Title: Dollar Up While Euro Still Feels Effect of Ukraine Conflict
Mar 10, 2022 10:53PM ET
The dollar gained in Asia on Friday morning, reaching a fresh five-year high versus the yen after a US inflation report showed the largest annual increase in 40 years. The euro had trouble holding its ground as a surprisingly hawkish turn by the European Central Bank was offset by growth concerns over Russia's incursion into Ukraine.
The US dollar index, which tracks the greenback against a basket of other currencies, rose 0.02% to 98.520 at 10:43 PM ET.
The USD/JPY pair rose 0.29% to 116.47, with the dollar gaining 1.3% against the yen this week.
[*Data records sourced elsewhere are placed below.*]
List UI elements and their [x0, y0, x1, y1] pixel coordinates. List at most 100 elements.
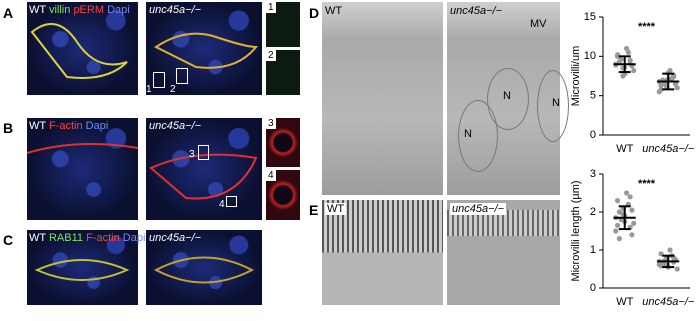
data-point — [629, 232, 635, 238]
stain-outline — [30, 23, 128, 79]
x-tick-label: unc45a−/− — [642, 296, 695, 308]
data-point — [656, 89, 662, 95]
y-axis-label: Microvilli/um — [570, 46, 582, 107]
significance: **** — [638, 21, 656, 33]
panel-letter: E — [309, 202, 319, 218]
inset-label: 3 — [266, 118, 276, 129]
roi-label: 1 — [146, 84, 152, 95]
micrograph — [146, 118, 262, 220]
data-point — [631, 220, 637, 226]
data-point — [672, 81, 679, 87]
roi-box — [226, 196, 237, 207]
data-point — [667, 67, 673, 74]
x-tick-label: WT — [616, 296, 633, 308]
y-axis-label: Microvilli length (µm) — [570, 180, 582, 281]
stain-label: RAB11 — [48, 232, 84, 244]
mutant-label: unc45a−/− — [149, 232, 201, 244]
wt-label: WT — [29, 232, 46, 244]
data-point — [620, 73, 626, 79]
image-label: WT RAB11 F-actin Dapi — [29, 232, 145, 244]
em-image — [322, 2, 443, 195]
nucleus-label: N — [464, 128, 472, 140]
micrograph — [26, 118, 139, 220]
y-tick-label: 1 — [590, 244, 596, 256]
stain-outline — [153, 256, 255, 284]
em-image — [322, 200, 443, 305]
wt-label: WT — [325, 5, 343, 17]
micrograph — [146, 2, 262, 95]
y-tick-label: 0 — [590, 282, 596, 294]
roi-box — [176, 68, 188, 84]
significance: **** — [638, 178, 656, 190]
mv-label: MV — [530, 18, 547, 30]
stain-label: Dapi — [107, 4, 130, 16]
nucleus — [458, 100, 498, 172]
stain-label: pERM — [73, 4, 104, 16]
inset-label: 2 — [266, 50, 276, 61]
data-point — [667, 247, 673, 253]
image-label: WT villin pERM Dapi — [29, 4, 130, 16]
stain-outline — [26, 143, 139, 154]
micrograph — [27, 230, 138, 305]
y-tick-label: 10 — [584, 50, 596, 62]
mutant-label: unc45a−/− — [450, 203, 506, 215]
stain-outline — [149, 153, 258, 200]
roi-box — [198, 145, 209, 160]
data-point — [614, 198, 621, 204]
stain-label: villin — [48, 4, 71, 16]
wt-label: WT — [29, 4, 46, 16]
panel-letter: D — [309, 5, 320, 21]
roi-box — [153, 72, 165, 88]
y-tick-label: 15 — [584, 11, 596, 23]
wt-label: WT — [325, 203, 347, 215]
em-image — [447, 200, 560, 305]
data-point — [616, 236, 622, 242]
panel-letter: A — [3, 5, 14, 21]
panel-letter: B — [3, 120, 14, 136]
stain-outline — [154, 32, 259, 69]
inset-label: 4 — [266, 170, 276, 181]
nucleus — [537, 70, 569, 142]
nucleus — [487, 68, 529, 130]
data-point — [613, 228, 619, 234]
mutant-label: unc45a−/− — [149, 4, 201, 16]
roi-label: 4 — [219, 199, 225, 210]
panel-letter: C — [3, 232, 14, 248]
y-tick-label: 2 — [590, 206, 596, 218]
stain-label: F-actin — [48, 120, 83, 132]
x-tick-label: WT — [616, 143, 633, 155]
mutant-label: unc45a−/− — [149, 120, 201, 132]
y-tick-label: 3 — [590, 168, 596, 180]
data-point — [623, 45, 630, 52]
data-point — [629, 207, 635, 213]
data-point — [614, 53, 621, 59]
data-point — [674, 85, 680, 91]
x-tick-label: unc45a−/− — [642, 143, 695, 155]
micrograph — [27, 2, 138, 95]
stain-label: Dapi — [122, 232, 146, 244]
data-point — [625, 49, 631, 56]
data-point — [614, 222, 621, 228]
data-point — [618, 56, 624, 63]
y-tick-label: 5 — [590, 90, 596, 102]
stain-label: Dapi — [85, 120, 109, 132]
roi-label: 2 — [170, 84, 176, 95]
mutant-label: unc45a−/− — [450, 5, 502, 17]
nucleus-label: N — [503, 90, 511, 102]
image-label: WT F-actin Dapi — [29, 120, 108, 132]
nucleus-label: N — [552, 97, 560, 109]
micrograph — [146, 230, 262, 305]
inset-label: 1 — [266, 2, 276, 13]
y-tick-label: 0 — [590, 129, 596, 141]
roi-label: 3 — [189, 149, 195, 160]
data-point — [623, 190, 630, 196]
stain-label: F-actin — [86, 232, 120, 244]
data-point — [658, 82, 664, 89]
data-point — [674, 266, 680, 272]
data-point — [631, 67, 637, 74]
data-point — [627, 194, 633, 200]
wt-label: WT — [29, 120, 46, 132]
stain-outline — [34, 259, 130, 281]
The AUD/USD pair fell 0.23% to 0.7340, and the NZD/USD pair eased 0.15% to 0.6852.
New Zealand's Business NZ Purchasing Managers Index came in at 53.6 in February.
The USD/CNY pair rose 0.05% to 6.3248 and the GBP/USD pair rose 0.04% to 1.3089.
The US report released on Thursday showed that the consumer price index (CPI) rose 7.9% year-on-year and 0.8% month-on-month in February. Core CPI rose 0.5% month-on-month and 6.4% year-on-year.
The CPI data "basically suggests that the US Federal Reserve should raise interest rates this month, but they also suggest that it will continue with rate hikes, at least initially," Rodrigo Cantrill, currency strategist at the National Bank of Australia, told Reuters.
Both the Fed and the Bank of Japan will announce their interest rate decisions next week. While the US central bank is anticipated to increase interest rates, its Japanese peer is sticking to a more subdued stance.
Both the pound and the euro have felt the impact of the conflict in Ukraine and the resulting rise in commodity prices.
The euro last traded at $1.1010, having weakened by 0.8% on Thursday.